Regulation of lung surfactant secretion by phospholipase A2.

Arachidonic acid has been shown to stimulate lung surfactant secretion from alveolar epithelial type II cells. To identify the (phospho)lipases responsible for generating arachidonic acid during lung surfactant secretion, the effects of various (phospho)lipase inhibitors on phosphatidylcholine (PC) secretion from rat alveolar type II cells were investigated. N-(p-amylcinnamoyl)anthranilic acid (ACA), a general inhibitor of phsopholipase A2 (PLA2), inhibited ATP-stimulated PC secretion in a dose-dependent manner. ACA also blocked PC secretion from type II cells stimulated by other secretagogues including phorbol 12-myristate 13-acetate, Ca2+ ionophore A23187 and terbutaline, indicating that PLA2 acts at a late step distal to the generation of second messengers. To determine which PLA2 isoform(s) is involved in lung surfactant secretion, selective inhibitors to different types of PLA2 were used to inhibit PLA2 activity in type II cells.
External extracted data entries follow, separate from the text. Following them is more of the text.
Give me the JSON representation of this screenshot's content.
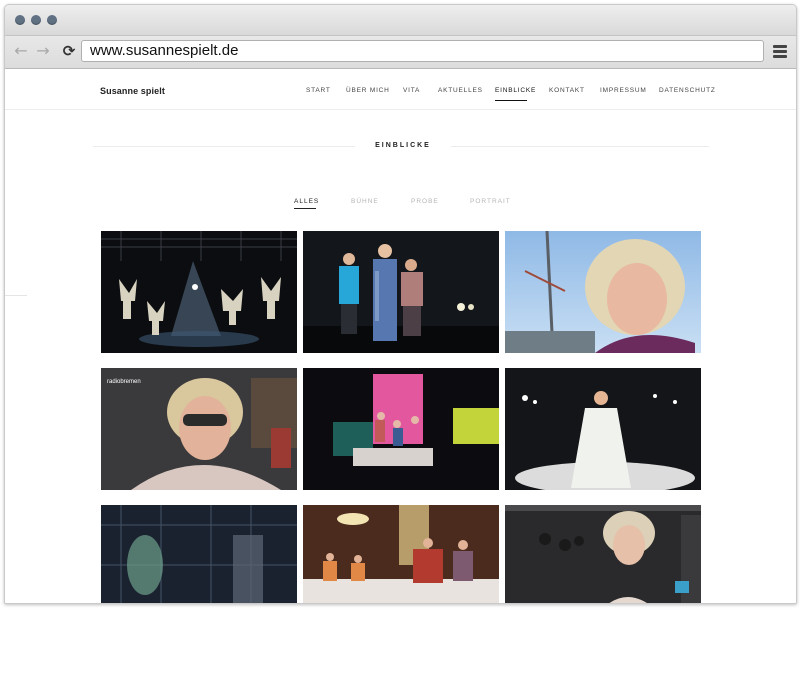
{
  "browser": {
    "url": "www.susannespielt.de",
    "back_glyph": "←",
    "forward_glyph": "→",
    "reload_glyph": "⟳"
  },
  "site": {
    "logo": "Susanne spielt",
    "nav": [
      {
        "label": "START"
      },
      {
        "label": "ÜBER MICH"
      },
      {
        "label": "VITA"
      },
      {
        "label": "AKTUELLES"
      },
      {
        "label": "EINBLICKE",
        "active": true
      },
      {
        "label": "KONTAKT"
      },
      {
        "label": "IMPRESSUM"
      },
      {
        "label": "DATENSCHUTZ"
      }
    ]
  },
  "section": {
    "title": "EINBLICKE"
  },
  "filters": [
    {
      "label": "ALLES",
      "active": true
    },
    {
      "label": "BÜHNE"
    },
    {
      "label": "PROBE"
    },
    {
      "label": "PORTRAIT"
    }
  ],
  "gallery": [
    {
      "name": "stage-angels",
      "label": ""
    },
    {
      "name": "three-actors",
      "label": ""
    },
    {
      "name": "portrait-outdoor",
      "label": ""
    },
    {
      "name": "tv-interview",
      "label": "radiobremen"
    },
    {
      "name": "pink-stage",
      "label": ""
    },
    {
      "name": "white-dress-stage",
      "label": ""
    },
    {
      "name": "rehearsal-scaffold",
      "label": ""
    },
    {
      "name": "royal-scene",
      "label": ""
    },
    {
      "name": "surprised-actress",
      "label": ""
    }
  ],
  "colors": {
    "accent": "#111111",
    "inactive_filter": "#b5b5b5",
    "window_dot": "#5f7183"
  }
}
The cytosolic PLA2 (cPLA2) inhibitor, arachidonyl trifluoromethyl ketone, was found to inhibit ATP-stimulated PC secretion, whereas the secretory PLA2 inhibitors, oleoyloxyethylphosphocholine, aristolochic acid, or p-bromophenacyl bromide, and the Ca2+-independent PLA2 inhibitors, palmitoyl trifluoromethyl ketone, or haloenol lactone suicide substrate, had no effect. In addition to PLA2, arachidonic acid is released from diacylglycerol (DAG) by DAG and monoacylglycerol lipases. The DAG lipase inhibitor, RHC-80267 also blocked ATP-stimulated PC secretion. The results suggest that both pathways for generating arachidonic acid via cPLA2 and DAG lipase may participate in lung surfactant secretion.